Here’s to the people who aren’t with us

I can’t remember a time when my grandparents, Joe and Florence Drennan, weren’t a part of my life. We lived in the country, right next door to each other, and my brother and I constantly were around them if we could help it.
We slept over at their house most Friday nights, waking up early Saturday mornings to help Grandpa with farm chores. My Grandma, meanwhile, cooked the best crispy, brown-edged fried eggs in the world for breakfast—and the ultimate elbow macaroni and tomatoes for lunch.
Not for lack of trying can I duplicate these meals in my kitchen.
I loved to watch my Grandpa pour corn syrup for his toast onto a little plate, then cut off the supply running from its container clean off with a butter knife. He also would pour his hot tea from a teacup over into the saucer beneath it, pick it up, and drink it that way.
I’d watch the way he stood every morning at the kitchen sink, looking into a small mirror sitting on the window ledge, where he’d comb what hair he had left with a oval-shaped, soft-bristled brush and then adjust the silver arm bands on his work shirt before he headed outside.
All of this marvelled me.
Us kids were made part of everything—planting potatoes in the spring or walking on the cattle drive, harvesting hay bales in late summer, and shucking peas in the early fall. We lived their lives.
Every winter, Grandpa would hitch up the hay wagon and take us on sleigh rides with our friends, and always found the time to build us a great sliding hill that would surge us out onto the frozen creek bed on our “flying saucers.”
I have the best of both worlds now. I live where I made the memories.
My Grandpa and Grandma Drennan died in 1996 and 2006, respectively, and I think it still will be a long, long time before I don’t hear their voices around this old place.
Grandpa Drennan had a mighty soul stocked with discipline and work ethics that measured hands above any draft horse of his day. And when I walk with intent across the yard from the house to the barn, I remember watching him do the same thing as if on a mission.
Yep, we are definitely related.
But if Grandpa were alive today, I wonder what he would have thought if he’d have walked into the barn in the days before the family reunion and seen what I had done to the place.
And there I’d be dusting and polishing the place so shiny and fine as “Bat Out of Hell” by Meatloaf roared out of two big stereo speakers hanging from the ceiling.
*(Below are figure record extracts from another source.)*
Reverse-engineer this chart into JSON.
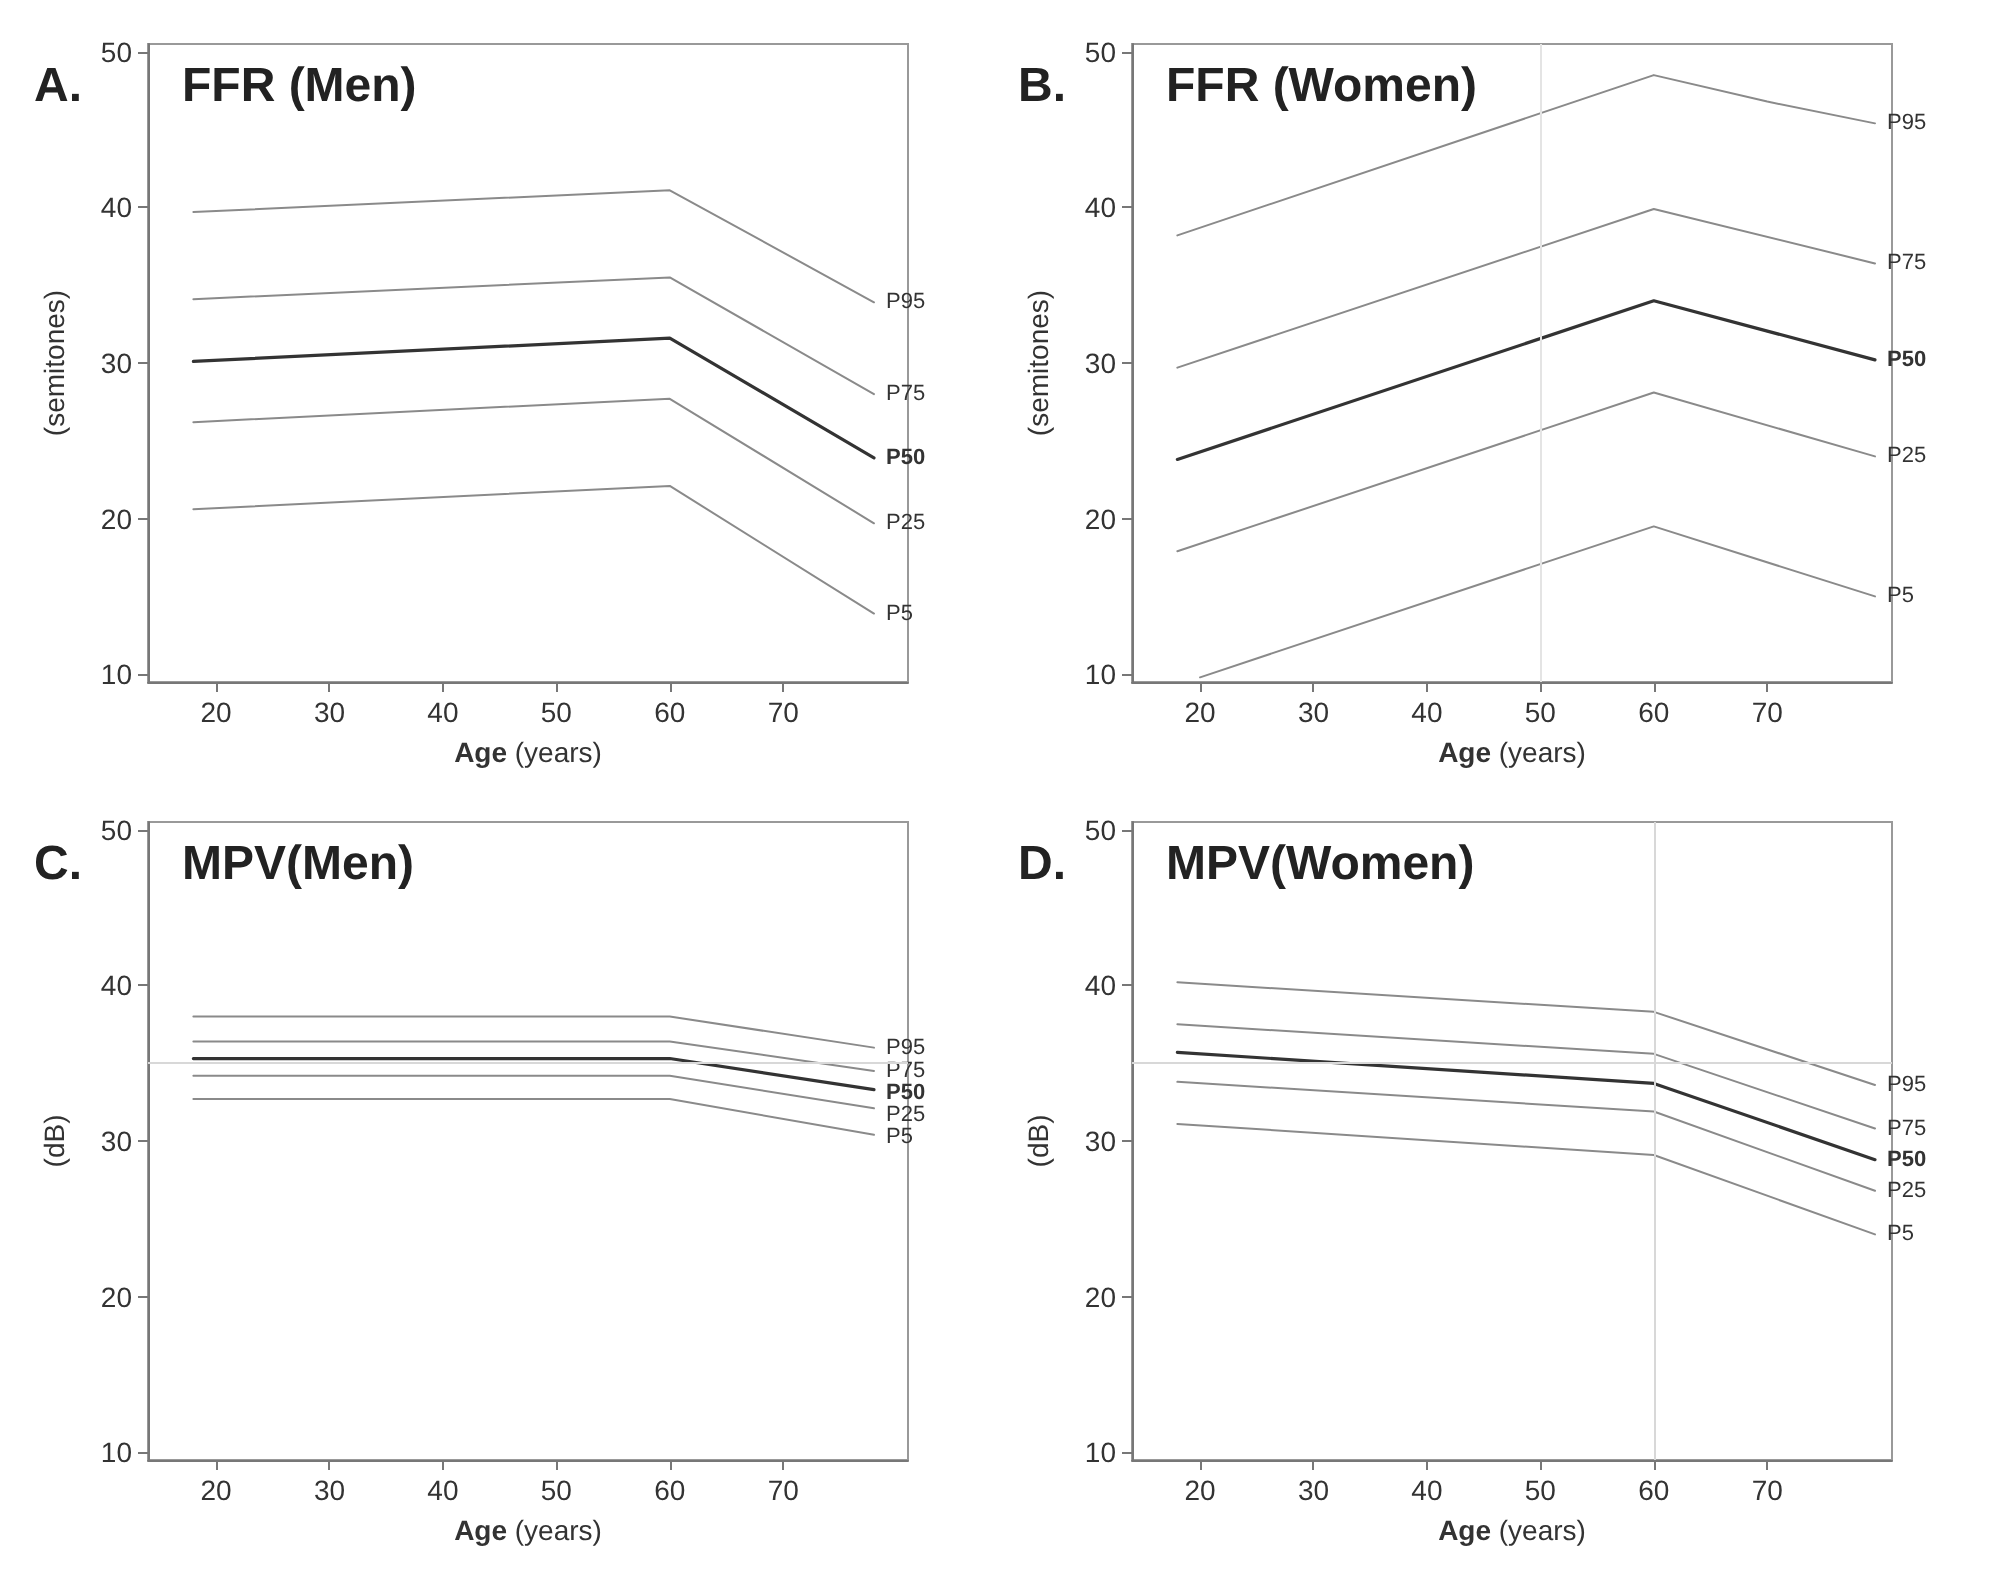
{
  "chart_data": [
    {
      "type": "line",
      "title": "A. FFR (Men)",
      "xlabel": "Age (years)",
      "ylabel": "(semitones)",
      "xlim": [
        14,
        81
      ],
      "xticks": [
        20,
        30,
        40,
        50,
        60,
        70
      ],
      "ylim": [
        9.5,
        50.5
      ],
      "yticks": [
        10,
        20,
        30,
        40,
        50
      ],
      "grid": false,
      "legend": false,
      "marker": "none",
      "line_style": "solid",
      "series": [
        {
          "name": "P95",
          "color": "#8a8a8a",
          "x": [
            18,
            60,
            78
          ],
          "values": [
            39.7,
            41.1,
            33.9
          ]
        },
        {
          "name": "P75",
          "color": "#8a8a8a",
          "x": [
            18,
            60,
            78
          ],
          "values": [
            34.1,
            35.5,
            28.0
          ]
        },
        {
          "name": "P50",
          "color": "#333333",
          "x": [
            18,
            60,
            78
          ],
          "values": [
            30.1,
            31.6,
            23.9
          ]
        },
        {
          "name": "P25",
          "color": "#8a8a8a",
          "x": [
            18,
            60,
            78
          ],
          "values": [
            26.2,
            27.7,
            19.7
          ]
        },
        {
          "name": "P5",
          "color": "#8a8a8a",
          "x": [
            18,
            60,
            78
          ],
          "values": [
            20.6,
            22.1,
            13.9
          ]
        }
      ]
    },
    {
      "type": "line",
      "title": "B. FFR (Women)",
      "xlabel": "Age (years)",
      "ylabel": "(semitones)",
      "xlim": [
        14,
        81
      ],
      "xticks": [
        20,
        30,
        40,
        50,
        60,
        70
      ],
      "ylim": [
        9.5,
        50.5
      ],
      "yticks": [
        10,
        20,
        30,
        40,
        50
      ],
      "grid": false,
      "legend": false,
      "marker": "none",
      "line_style": "solid",
      "ref_lines": [
        {
          "axis": "x",
          "value": 50,
          "color": "#e4e4e4"
        }
      ],
      "series": [
        {
          "name": "P95",
          "color": "#8a8a8a",
          "x": [
            18,
            60,
            70,
            79.5
          ],
          "values": [
            38.2,
            48.5,
            46.8,
            45.4
          ]
        },
        {
          "name": "P75",
          "color": "#8a8a8a",
          "x": [
            18,
            60,
            79.5
          ],
          "values": [
            29.7,
            39.9,
            36.4
          ]
        },
        {
          "name": "P50",
          "color": "#333333",
          "x": [
            18,
            60,
            79.5
          ],
          "values": [
            23.8,
            34.0,
            30.2
          ]
        },
        {
          "name": "P25",
          "color": "#8a8a8a",
          "x": [
            18,
            60,
            79.5
          ],
          "values": [
            17.9,
            28.1,
            24.0
          ]
        },
        {
          "name": "P5",
          "color": "#8a8a8a",
          "x": [
            20,
            60,
            79.5
          ],
          "values": [
            9.8,
            19.5,
            15.0
          ]
        }
      ]
    },
    {
      "type": "line",
      "title": "C. MPV(Men)",
      "xlabel": "Age (years)",
      "ylabel": "(dB)",
      "xlim": [
        14,
        81
      ],
      "xticks": [
        20,
        30,
        40,
        50,
        60,
        70
      ],
      "ylim": [
        9.5,
        50.5
      ],
      "yticks": [
        10,
        20,
        30,
        40,
        50
      ],
      "grid": false,
      "legend": false,
      "marker": "none",
      "line_style": "solid",
      "ref_lines": [
        {
          "axis": "y",
          "value": 35,
          "color": "#d8d8d8"
        }
      ],
      "series": [
        {
          "name": "P95",
          "color": "#8a8a8a",
          "x": [
            18,
            60,
            78
          ],
          "values": [
            38.0,
            38.0,
            36.0
          ]
        },
        {
          "name": "P75",
          "color": "#8a8a8a",
          "x": [
            18,
            60,
            78
          ],
          "values": [
            36.4,
            36.4,
            34.5
          ]
        },
        {
          "name": "P50",
          "color": "#333333",
          "x": [
            18,
            60,
            78
          ],
          "values": [
            35.3,
            35.3,
            33.3
          ]
        },
        {
          "name": "P25",
          "color": "#8a8a8a",
          "x": [
            18,
            60,
            78
          ],
          "values": [
            34.2,
            34.2,
            32.1
          ]
        },
        {
          "name": "P5",
          "color": "#8a8a8a",
          "x": [
            18,
            60,
            78
          ],
          "values": [
            32.7,
            32.7,
            30.4
          ]
        }
      ]
    },
    {
      "type": "line",
      "title": "D. MPV(Women)",
      "xlabel": "Age (years)",
      "ylabel": "(dB)",
      "xlim": [
        14,
        81
      ],
      "xticks": [
        20,
        30,
        40,
        50,
        60,
        70
      ],
      "ylim": [
        9.5,
        50.5
      ],
      "yticks": [
        10,
        20,
        30,
        40,
        50
      ],
      "grid": false,
      "legend": false,
      "marker": "none",
      "line_style": "solid",
      "ref_lines": [
        {
          "axis": "y",
          "value": 35,
          "color": "#d8d8d8"
        },
        {
          "axis": "x",
          "value": 60,
          "color": "#d8d8d8"
        }
      ],
      "series": [
        {
          "name": "P95",
          "color": "#8a8a8a",
          "x": [
            18,
            60,
            79.5
          ],
          "values": [
            40.2,
            38.3,
            33.6
          ]
        },
        {
          "name": "P75",
          "color": "#8a8a8a",
          "x": [
            18,
            60,
            79.5
          ],
          "values": [
            37.5,
            35.6,
            30.8
          ]
        },
        {
          "name": "P50",
          "color": "#333333",
          "x": [
            18,
            60,
            79.5
          ],
          "values": [
            35.7,
            33.7,
            28.8
          ]
        },
        {
          "name": "P25",
          "color": "#8a8a8a",
          "x": [
            18,
            60,
            79.5
          ],
          "values": [
            33.8,
            31.9,
            26.8
          ]
        },
        {
          "name": "P5",
          "color": "#8a8a8a",
          "x": [
            18,
            60,
            79.5
          ],
          "values": [
            31.1,
            29.1,
            24.0
          ]
        }
      ]
    }
  ]
}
I wonder what he would have said. I believe he would, with deep pride, understand the passion that was bouncing around in there.
I’d been on a mission all summer to ready this old homestead and barn for the end of July and the “Drennan Reunion,” wherein a spirited bunch of some 65 Irish descendants who hadn’t partied together in nine years would move in with their camper trailers and tents for the last weekend in July.
Post hoc, I dare say the spirited bunch did not disappoint their Irish ancestors.
However, there was a moment during the festivities when, as a red-headed young man walked by me wearing a name tag that read “Oppenheimer,” and as word circulated that suddenly I had a family connection to Robert Oppenheimer (“the father of the atomic bomb”), I had visions of a leprechaun-led mutiny which would strip me of my administrator rights to the Drennan family tree on the worldwide web.
And again, when the same person walked by wearing a name tag that read “Edmund Hillary,” I wasn’t sure if I should jump for joy at my newfound relationship with a mountain climber, change my contact lenses, or look for the someone who’d been spiking my Fresca with hard liquor.
Mr. Hatch, you are a corker.
I thought about Grandpa Drennan a lot that weekend, of he and his brothers and sisters now gone from this good Earth—and how very much they would have enjoyed these fun times.
And at 3 a.m., when the jovial singing and laughter emanated from the four walls that once held cattle and horses and hay, well, I imagine Grandpa wasn’t the only one “up there” who also understood the great love of family that was bouncing around in that old red barn.
We salute you Joe, John, James, Jack, and Harry, Margaret, Pat, Janet, and Tilly.
“We put our glass to the sky and lift up
And live tonight ’cause you can’t take it with ’ya
So raise a pint for the people that aren’t with us
And live tonight ’cause you can’t take it with ’ya.”